Windows 10 ISO images are part of every power user’s arsenal. They allow for clean-installs or in-place upgrades and help deal with issues that sometimes don’t seem to have a fix other than a full re-install of the operating system.
Microsoft itself offers dedicated ISOs for Windows releases, and as part of the Windows Insider program, the company publishes new images whenever a certain build reaches the Slow ring.
This is the moment when Microsoft believes that a particular build’s stability has reached an advanced stage, making it appropriate for users who opted for more reliable releases.
And new ISOs with such builds also enables these users to clean-install the ISO or upgrade directly to the most recent version, thus helping them save time.
When it comes to the latest stable version of Windows 10, which at this point is the April 2018 Update, downloading an ISO directly from Microsoft may not be as easy as it sounds.
Mostly because Microsoft doesn’t offer an ISO image directly, but uses the Media Creation Tool as an application guiding you through the process of getting it.
Technically, to download an ISO from Microsoft you first need to get this Media Creation Tool and then follow the on-screen wizard to complete the process and eventually save the ISO to the local drive. However, the Media Creation Tool has one BIG advantage: it also lets you create bootable media, like a USB drive, whereas downloading just the ISO involves you doing the whole thing manually.
How to get just the ISO
Nevertheless, if you agree with this, you can still trick Microsoft’s page to serve you the Windows 10 ISO instead of the Media Creation Tool, and doing this is easy.
Launch Microsoft Edge, which you already have, and go to the Media Creation Tool page hosted by Microsoft and available here:
The page normally offers you a download link for the Media Creation Tool, but to get the ISO, you need to change the user agent in Microsoft Edge to make the website believe you’re using an iPad.
To do this, in Microsoft Edge press the F12 button to launch the Developer tools, and then head over to the Emulation tab. You need to change the user agent from default to Apple Safari (iPad). Refresh the page and voila, the download ISO button now shows up and lets you skip the Media Creation Tool.
You still need to complete a short wizard that helps you make sure the right ISO is downloaded, and you’re being asked to choose the language and the Windows 10 version.

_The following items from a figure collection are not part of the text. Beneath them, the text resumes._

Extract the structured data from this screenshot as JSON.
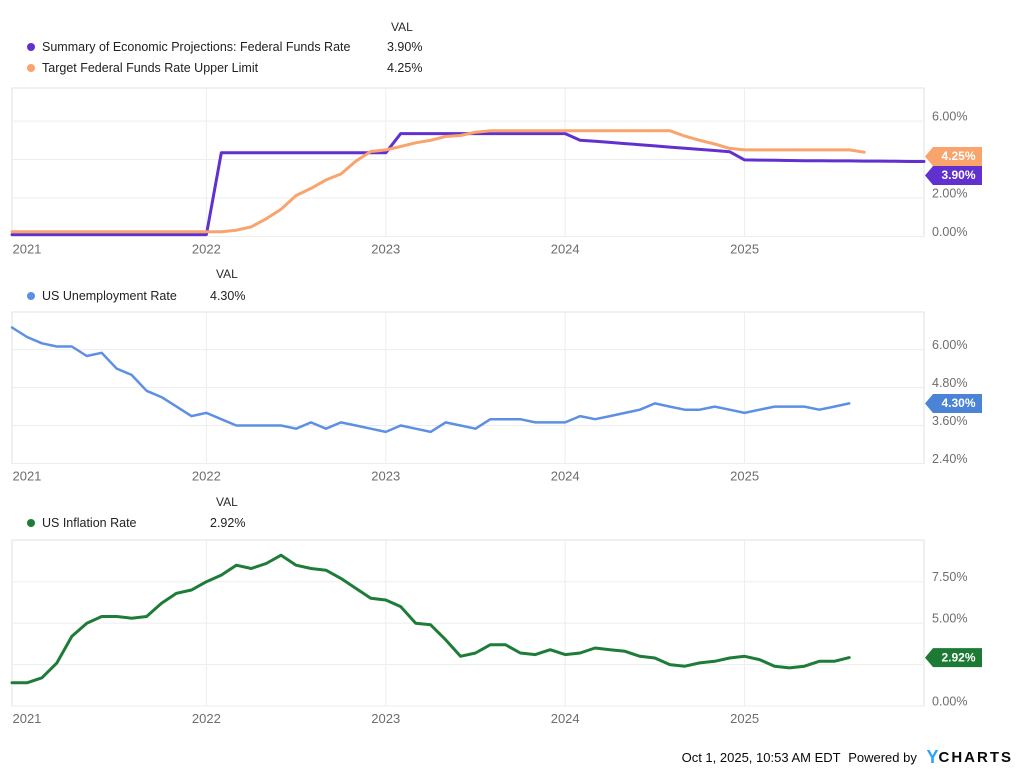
{
  "footer": {
    "timestamp": "Oct 1, 2025, 10:53 AM EDT",
    "powered_by": "Powered by",
    "logo_y": "Y",
    "logo_rest": "CHARTS"
  },
  "colors": {
    "grid": "#ededed",
    "border": "#e2e2e2",
    "axis_text": "#6d6d6d",
    "legend_text": "#222222",
    "badge_text": "#ffffff"
  },
  "chart_data": [
    {
      "id": "fed-funds",
      "type": "line",
      "title": "Summary of Economic Projections vs Target Federal Funds Rate Upper Limit",
      "val_header": "VAL",
      "x_unit": "month",
      "x_start": "2020-12",
      "x_ticks": [
        {
          "label": "2021",
          "month": 1,
          "grid": false
        },
        {
          "label": "2022",
          "month": 13,
          "grid": true
        },
        {
          "label": "2023",
          "month": 25,
          "grid": true
        },
        {
          "label": "2024",
          "month": 37,
          "grid": true
        },
        {
          "label": "2025",
          "month": 49,
          "grid": true
        }
      ],
      "y_ticks": [
        {
          "label": "6.00%",
          "value": 6
        },
        {
          "label": "2.00%",
          "value": 2
        },
        {
          "label": "0.00%",
          "value": 0
        }
      ],
      "y_gridlines": [
        6,
        4,
        2,
        0
      ],
      "ylim": [
        0,
        7.72
      ],
      "legend": [
        {
          "label": "Summary of Economic Projections: Federal Funds Rate",
          "val": "3.90%"
        },
        {
          "label": "Target Federal Funds Rate Upper Limit",
          "val": "4.25%"
        }
      ],
      "series": [
        {
          "name": "Summary of Economic Projections: Federal Funds Rate",
          "color": "#6131d0",
          "width": 3,
          "values": [
            0.1,
            0.1,
            0.1,
            0.1,
            0.1,
            0.1,
            0.1,
            0.1,
            0.1,
            0.1,
            0.1,
            0.1,
            0.1,
            0.1,
            4.35,
            4.35,
            4.35,
            4.35,
            4.35,
            4.35,
            4.35,
            4.35,
            4.35,
            4.35,
            4.35,
            4.35,
            5.35,
            5.35,
            5.35,
            5.35,
            5.35,
            5.35,
            5.35,
            5.35,
            5.35,
            5.35,
            5.35,
            5.35,
            5.0,
            4.95,
            4.89,
            4.83,
            4.77,
            4.71,
            4.65,
            4.59,
            4.53,
            4.47,
            4.41,
            3.98,
            3.97,
            3.96,
            3.95,
            3.94,
            3.94,
            3.93,
            3.93,
            3.92,
            3.92,
            3.91,
            3.9,
            3.9
          ]
        },
        {
          "name": "Target Federal Funds Rate Upper Limit",
          "color": "#f9a36d",
          "width": 3,
          "values": [
            0.25,
            0.25,
            0.25,
            0.25,
            0.25,
            0.25,
            0.25,
            0.25,
            0.25,
            0.25,
            0.25,
            0.25,
            0.25,
            0.25,
            0.25,
            0.33,
            0.5,
            0.92,
            1.42,
            2.13,
            2.5,
            2.94,
            3.25,
            3.92,
            4.42,
            4.5,
            4.68,
            4.87,
            5.0,
            5.2,
            5.25,
            5.42,
            5.5,
            5.5,
            5.5,
            5.5,
            5.5,
            5.5,
            5.5,
            5.5,
            5.5,
            5.5,
            5.5,
            5.5,
            5.5,
            5.22,
            5.0,
            4.81,
            4.58,
            4.5,
            4.5,
            4.5,
            4.5,
            4.5,
            4.5,
            4.5,
            4.5,
            4.38,
            null,
            null,
            null,
            null
          ]
        }
      ],
      "badges": [
        {
          "label": "4.25%",
          "color": "#f9a36d"
        },
        {
          "label": "3.90%",
          "color": "#6131d0"
        }
      ]
    },
    {
      "id": "unemployment",
      "type": "line",
      "title": "US Unemployment Rate",
      "val_header": "VAL",
      "x_unit": "month",
      "x_start": "2020-12",
      "x_ticks": [
        {
          "label": "2021",
          "month": 1,
          "grid": false
        },
        {
          "label": "2022",
          "month": 13,
          "grid": true
        },
        {
          "label": "2023",
          "month": 25,
          "grid": true
        },
        {
          "label": "2024",
          "month": 37,
          "grid": true
        },
        {
          "label": "2025",
          "month": 49,
          "grid": true
        }
      ],
      "y_ticks": [
        {
          "label": "6.00%",
          "value": 6
        },
        {
          "label": "4.80%",
          "value": 4.8
        },
        {
          "label": "3.60%",
          "value": 3.6
        },
        {
          "label": "2.40%",
          "value": 2.4
        }
      ],
      "y_gridlines": [
        6,
        4.8,
        3.6,
        2.4
      ],
      "ylim": [
        2.4,
        7.19
      ],
      "legend": [
        {
          "label": "US Unemployment Rate",
          "val": "4.30%"
        }
      ],
      "series": [
        {
          "name": "US Unemployment Rate",
          "color": "#5d8fe4",
          "width": 2.5,
          "values": [
            6.7,
            6.4,
            6.2,
            6.1,
            6.1,
            5.8,
            5.9,
            5.4,
            5.2,
            4.7,
            4.5,
            4.2,
            3.9,
            4.0,
            3.8,
            3.6,
            3.6,
            3.6,
            3.6,
            3.5,
            3.7,
            3.5,
            3.7,
            3.6,
            3.5,
            3.4,
            3.6,
            3.5,
            3.4,
            3.7,
            3.6,
            3.5,
            3.8,
            3.8,
            3.8,
            3.7,
            3.7,
            3.7,
            3.9,
            3.8,
            3.9,
            4.0,
            4.1,
            4.3,
            4.2,
            4.1,
            4.1,
            4.2,
            4.1,
            4.0,
            4.1,
            4.2,
            4.2,
            4.2,
            4.1,
            4.2,
            4.3,
            null,
            null,
            null,
            null,
            null
          ]
        }
      ],
      "badges": [
        {
          "label": "4.30%",
          "color": "#4b84d6"
        }
      ]
    },
    {
      "id": "inflation",
      "type": "line",
      "title": "US Inflation Rate",
      "val_header": "VAL",
      "x_unit": "month",
      "x_start": "2020-12",
      "x_ticks": [
        {
          "label": "2021",
          "month": 1,
          "grid": false
        },
        {
          "label": "2022",
          "month": 13,
          "grid": true
        },
        {
          "label": "2023",
          "month": 25,
          "grid": true
        },
        {
          "label": "2024",
          "month": 37,
          "grid": true
        },
        {
          "label": "2025",
          "month": 49,
          "grid": true
        }
      ],
      "y_ticks": [
        {
          "label": "7.50%",
          "value": 7.5
        },
        {
          "label": "5.00%",
          "value": 5
        },
        {
          "label": "0.00%",
          "value": 0
        }
      ],
      "y_gridlines": [
        7.5,
        5,
        2.5,
        0
      ],
      "ylim": [
        0,
        10.02
      ],
      "legend": [
        {
          "label": "US Inflation Rate",
          "val": "2.92%"
        }
      ],
      "series": [
        {
          "name": "US Inflation Rate",
          "color": "#1e7c39",
          "width": 3,
          "values": [
            1.4,
            1.4,
            1.7,
            2.6,
            4.2,
            5.0,
            5.4,
            5.4,
            5.3,
            5.4,
            6.2,
            6.8,
            7.0,
            7.5,
            7.9,
            8.5,
            8.3,
            8.6,
            9.1,
            8.5,
            8.3,
            8.2,
            7.7,
            7.1,
            6.5,
            6.4,
            6.0,
            5.0,
            4.9,
            4.0,
            3.0,
            3.2,
            3.7,
            3.7,
            3.2,
            3.1,
            3.4,
            3.1,
            3.2,
            3.5,
            3.4,
            3.3,
            3.0,
            2.9,
            2.5,
            2.4,
            2.6,
            2.7,
            2.9,
            3.0,
            2.8,
            2.4,
            2.3,
            2.4,
            2.7,
            2.7,
            2.92,
            null,
            null,
            null,
            null,
            null
          ]
        }
      ],
      "badges": [
        {
          "label": "2.92%",
          "color": "#1d7a35"
        }
      ]
    }
  ]
}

Needless to say, how fast the download completes is only up to your system and network speed, but an ISO image is obviously a large file that requires at least 4.5 GB of storage and pretty fast Internet access.
NOTE: This particular tutorial will also work for the upcoming Windows 10 October 2018 Update (Redstone 5/version 1809).
Microsoft will also publish new dedicated ISOs at some point in the future after the release of the October 2018 Update, and users will be allowed to update their systems manually even if the new version won’t be available in Windows Update.
This allows power users to install the October 2018 Update without waiting for their computers to be included in Microsoft’s gradual rollout, though this involves the risk of coming across compatibility issues that wouldn’t normally be encountered.
We’ll update this tutorial with any required details regarding the October 2018 Update ISO images should Microsoft make changes impacting the downloading process in any way.